Mr. Johnson pressed Mr. Trump in several meetings to see the larger stakes in the Ukraine aid. “I wasn’t suggesting we support the oligarchs and other corrupt Ukrainians,” he writes. He was urging support for “the courageous Ukrainians who had overthrown Putin’s puppet, Viktor Yanukovich, and delivered a remarkable 73% mandate in electing [Volodymyr] Zelensky to fight corruption.” Withholding such support, he told Mr. Trump, “looked horrible politically in that it could be used to bolster the ‘Trump is soft on Russia’ mantra.”
Because he wasn’t asked, at no point does Mr. Johnson raise the broader implications of the Ukraine episode for Mr. Trump’s foreign policy—but we will.
We will in no small part because the Pelosi-Schiff impeachment project reveals what has gone so badly wrong in Washington. The “resistance” has degraded into an endless personal vendetta between Mr. Trump, Democrats and the media. The rest of us are onlookers to what looks like a blood feud between families in 13th-century Italy.
The impeachment diverts attention from a more important issue that sits beneath the Ukraine narrative—to wit, Mr. Trump’s distant, increasingly isolationist attitude toward the world. No matter which global problem involves already existing U.S. interests, his common denominator is to back off and let it fester.

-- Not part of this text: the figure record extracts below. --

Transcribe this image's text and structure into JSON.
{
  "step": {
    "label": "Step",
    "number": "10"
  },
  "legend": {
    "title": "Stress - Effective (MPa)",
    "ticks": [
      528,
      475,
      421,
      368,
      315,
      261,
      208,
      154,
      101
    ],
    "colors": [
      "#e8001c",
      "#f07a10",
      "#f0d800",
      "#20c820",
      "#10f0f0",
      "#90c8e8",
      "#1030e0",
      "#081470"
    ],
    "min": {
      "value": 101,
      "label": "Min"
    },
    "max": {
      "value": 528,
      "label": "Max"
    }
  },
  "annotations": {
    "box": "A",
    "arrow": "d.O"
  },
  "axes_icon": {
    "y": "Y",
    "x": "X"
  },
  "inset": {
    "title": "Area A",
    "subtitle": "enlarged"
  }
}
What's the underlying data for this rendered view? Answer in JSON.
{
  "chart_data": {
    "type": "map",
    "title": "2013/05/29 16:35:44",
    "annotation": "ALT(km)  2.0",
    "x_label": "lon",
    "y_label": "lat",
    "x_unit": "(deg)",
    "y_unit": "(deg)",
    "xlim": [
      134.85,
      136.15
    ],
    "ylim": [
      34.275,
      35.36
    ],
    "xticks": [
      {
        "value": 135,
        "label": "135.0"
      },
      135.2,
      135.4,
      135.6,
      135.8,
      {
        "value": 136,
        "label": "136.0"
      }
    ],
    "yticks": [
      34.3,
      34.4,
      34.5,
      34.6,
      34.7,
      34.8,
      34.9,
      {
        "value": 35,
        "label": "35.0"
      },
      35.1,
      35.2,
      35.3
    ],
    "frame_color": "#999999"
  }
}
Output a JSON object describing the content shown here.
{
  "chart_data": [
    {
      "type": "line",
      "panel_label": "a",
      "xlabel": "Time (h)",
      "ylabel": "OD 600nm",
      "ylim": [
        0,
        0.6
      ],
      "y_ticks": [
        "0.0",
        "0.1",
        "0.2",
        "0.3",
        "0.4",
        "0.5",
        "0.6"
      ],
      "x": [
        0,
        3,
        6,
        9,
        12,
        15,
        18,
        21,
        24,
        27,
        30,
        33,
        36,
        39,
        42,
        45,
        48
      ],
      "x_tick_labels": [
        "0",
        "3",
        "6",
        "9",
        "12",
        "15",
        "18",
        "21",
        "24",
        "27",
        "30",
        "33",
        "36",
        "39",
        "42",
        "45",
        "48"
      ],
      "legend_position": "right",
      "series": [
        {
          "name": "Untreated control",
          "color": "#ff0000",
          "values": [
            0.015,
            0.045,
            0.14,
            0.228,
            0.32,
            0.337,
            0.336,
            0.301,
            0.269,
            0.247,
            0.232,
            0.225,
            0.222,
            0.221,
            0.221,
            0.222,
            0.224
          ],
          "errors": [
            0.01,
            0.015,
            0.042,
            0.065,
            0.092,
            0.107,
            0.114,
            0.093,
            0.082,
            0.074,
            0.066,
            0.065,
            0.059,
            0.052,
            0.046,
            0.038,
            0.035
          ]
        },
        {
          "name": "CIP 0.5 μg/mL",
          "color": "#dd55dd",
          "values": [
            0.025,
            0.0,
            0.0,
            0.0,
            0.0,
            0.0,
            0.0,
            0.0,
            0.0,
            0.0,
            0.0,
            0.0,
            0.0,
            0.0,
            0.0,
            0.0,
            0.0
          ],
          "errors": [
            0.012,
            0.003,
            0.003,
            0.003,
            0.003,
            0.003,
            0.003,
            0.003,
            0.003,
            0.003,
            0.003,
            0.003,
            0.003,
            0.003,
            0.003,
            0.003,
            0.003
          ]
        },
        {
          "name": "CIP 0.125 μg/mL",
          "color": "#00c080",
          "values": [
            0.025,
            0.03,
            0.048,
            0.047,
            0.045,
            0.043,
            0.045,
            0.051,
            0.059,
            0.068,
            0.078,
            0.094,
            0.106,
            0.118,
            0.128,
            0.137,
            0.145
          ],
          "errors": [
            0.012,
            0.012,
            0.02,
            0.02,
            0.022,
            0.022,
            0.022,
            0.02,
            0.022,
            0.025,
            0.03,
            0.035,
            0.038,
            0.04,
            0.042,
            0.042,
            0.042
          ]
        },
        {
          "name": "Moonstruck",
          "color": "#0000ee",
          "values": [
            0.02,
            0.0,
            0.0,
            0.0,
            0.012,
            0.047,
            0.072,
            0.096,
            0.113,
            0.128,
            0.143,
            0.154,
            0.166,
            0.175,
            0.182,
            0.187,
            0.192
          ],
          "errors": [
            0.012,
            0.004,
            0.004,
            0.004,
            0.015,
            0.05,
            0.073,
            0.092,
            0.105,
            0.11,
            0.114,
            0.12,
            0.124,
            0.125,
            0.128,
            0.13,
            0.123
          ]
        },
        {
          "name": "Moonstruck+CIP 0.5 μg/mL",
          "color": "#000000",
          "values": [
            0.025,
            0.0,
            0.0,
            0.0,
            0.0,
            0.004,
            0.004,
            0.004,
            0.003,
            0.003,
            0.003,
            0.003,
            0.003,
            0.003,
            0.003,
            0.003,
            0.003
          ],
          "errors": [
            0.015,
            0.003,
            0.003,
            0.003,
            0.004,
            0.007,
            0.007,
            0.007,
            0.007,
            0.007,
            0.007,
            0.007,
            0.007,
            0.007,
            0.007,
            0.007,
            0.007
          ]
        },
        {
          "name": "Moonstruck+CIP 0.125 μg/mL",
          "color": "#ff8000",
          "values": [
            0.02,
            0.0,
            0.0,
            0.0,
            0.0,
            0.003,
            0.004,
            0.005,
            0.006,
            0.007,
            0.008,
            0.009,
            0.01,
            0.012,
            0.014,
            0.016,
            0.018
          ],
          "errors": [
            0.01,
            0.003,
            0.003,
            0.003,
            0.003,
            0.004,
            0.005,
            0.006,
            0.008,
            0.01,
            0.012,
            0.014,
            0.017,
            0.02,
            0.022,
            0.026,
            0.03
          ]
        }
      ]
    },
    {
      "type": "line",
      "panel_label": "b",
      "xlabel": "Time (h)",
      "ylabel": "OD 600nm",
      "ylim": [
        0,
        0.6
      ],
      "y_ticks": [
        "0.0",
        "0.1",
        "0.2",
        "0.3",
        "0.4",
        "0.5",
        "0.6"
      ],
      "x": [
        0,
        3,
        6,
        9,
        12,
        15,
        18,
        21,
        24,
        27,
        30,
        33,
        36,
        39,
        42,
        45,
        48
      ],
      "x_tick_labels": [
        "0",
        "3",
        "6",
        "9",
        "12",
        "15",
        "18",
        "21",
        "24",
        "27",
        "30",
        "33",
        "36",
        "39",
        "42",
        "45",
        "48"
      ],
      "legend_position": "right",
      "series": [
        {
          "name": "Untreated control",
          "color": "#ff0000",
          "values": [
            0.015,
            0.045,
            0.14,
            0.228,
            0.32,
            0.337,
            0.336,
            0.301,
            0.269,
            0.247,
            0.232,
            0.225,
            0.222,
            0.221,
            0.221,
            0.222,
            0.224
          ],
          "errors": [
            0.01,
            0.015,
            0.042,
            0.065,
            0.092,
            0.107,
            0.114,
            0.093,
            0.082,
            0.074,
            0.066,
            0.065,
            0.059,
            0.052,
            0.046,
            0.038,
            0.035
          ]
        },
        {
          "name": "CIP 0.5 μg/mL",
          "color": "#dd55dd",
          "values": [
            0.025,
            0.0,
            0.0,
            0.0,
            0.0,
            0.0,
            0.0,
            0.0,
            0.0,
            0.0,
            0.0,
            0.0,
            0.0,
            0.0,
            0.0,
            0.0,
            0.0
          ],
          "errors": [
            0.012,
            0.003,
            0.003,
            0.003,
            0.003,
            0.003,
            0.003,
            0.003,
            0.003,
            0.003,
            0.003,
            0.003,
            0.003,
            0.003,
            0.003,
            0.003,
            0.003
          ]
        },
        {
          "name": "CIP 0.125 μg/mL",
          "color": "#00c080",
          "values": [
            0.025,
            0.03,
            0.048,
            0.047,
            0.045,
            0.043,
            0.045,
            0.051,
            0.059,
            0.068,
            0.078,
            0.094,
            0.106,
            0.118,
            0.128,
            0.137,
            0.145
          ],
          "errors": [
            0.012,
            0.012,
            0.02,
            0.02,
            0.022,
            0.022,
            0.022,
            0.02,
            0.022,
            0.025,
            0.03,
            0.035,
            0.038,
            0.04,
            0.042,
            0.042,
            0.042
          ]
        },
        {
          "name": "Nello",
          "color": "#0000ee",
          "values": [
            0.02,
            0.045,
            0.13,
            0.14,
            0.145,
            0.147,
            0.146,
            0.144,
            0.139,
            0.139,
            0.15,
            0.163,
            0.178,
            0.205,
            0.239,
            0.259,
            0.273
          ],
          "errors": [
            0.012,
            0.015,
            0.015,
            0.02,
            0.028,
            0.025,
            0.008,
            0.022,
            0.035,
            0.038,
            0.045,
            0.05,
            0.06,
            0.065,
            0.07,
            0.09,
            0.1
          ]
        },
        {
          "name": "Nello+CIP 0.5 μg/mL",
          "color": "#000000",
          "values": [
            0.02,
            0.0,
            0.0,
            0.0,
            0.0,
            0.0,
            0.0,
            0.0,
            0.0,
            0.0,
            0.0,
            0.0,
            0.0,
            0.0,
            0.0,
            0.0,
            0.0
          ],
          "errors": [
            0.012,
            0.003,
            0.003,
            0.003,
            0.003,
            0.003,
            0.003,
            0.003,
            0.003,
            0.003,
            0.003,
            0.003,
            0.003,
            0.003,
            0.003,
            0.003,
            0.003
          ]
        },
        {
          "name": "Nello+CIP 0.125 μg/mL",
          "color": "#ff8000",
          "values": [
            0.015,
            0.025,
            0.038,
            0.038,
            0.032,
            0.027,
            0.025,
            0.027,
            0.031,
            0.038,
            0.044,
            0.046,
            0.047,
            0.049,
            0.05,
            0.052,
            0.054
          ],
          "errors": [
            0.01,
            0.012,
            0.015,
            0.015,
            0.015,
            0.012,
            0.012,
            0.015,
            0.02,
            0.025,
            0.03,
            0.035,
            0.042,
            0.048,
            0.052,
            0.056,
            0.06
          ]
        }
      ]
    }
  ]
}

Ambassador Gordon Sondland’s Wednesday testimony makes clear that helping Ukraine defend itself was the point of all this internal effort. That was settled Trump administration policy until Mr. Trump took to obsessing over Ukraine’s alleged involvement in the 2016 U.S. presidential campaign. Then he began telling everyone: “They are all corrupt. They are all terrible people. I don’t want to spend any time with that.”
Hong Kong is in a grand rebellion against being subsumed inside a Communist Party model that has controlled China since 1949. But Mr. Trump has said little more about this historic struggle than, “I’m sure they’ll be able to work it out.”
As to the imperative of getting a trade deal with China, Ronald Reagan negotiated over nuclear missiles with Russia while simultaneously saying, “Mr. Gorbachev, tear down this wall.” Thirty years ago this month the Berlin Wall fell, freeing millions.
Mr. Trump’s foreign policy—as it has evolved, and despite the sort of heroic efforts we now know administration officials made on behalf of Ukraine—has become more Rand Paul than Ronald Reagan.
The Ukraine episode should be a pretext for an election-year debate about the U.S. role in the world. Instead, with all of Washington complicit, it’s a political kangaroo.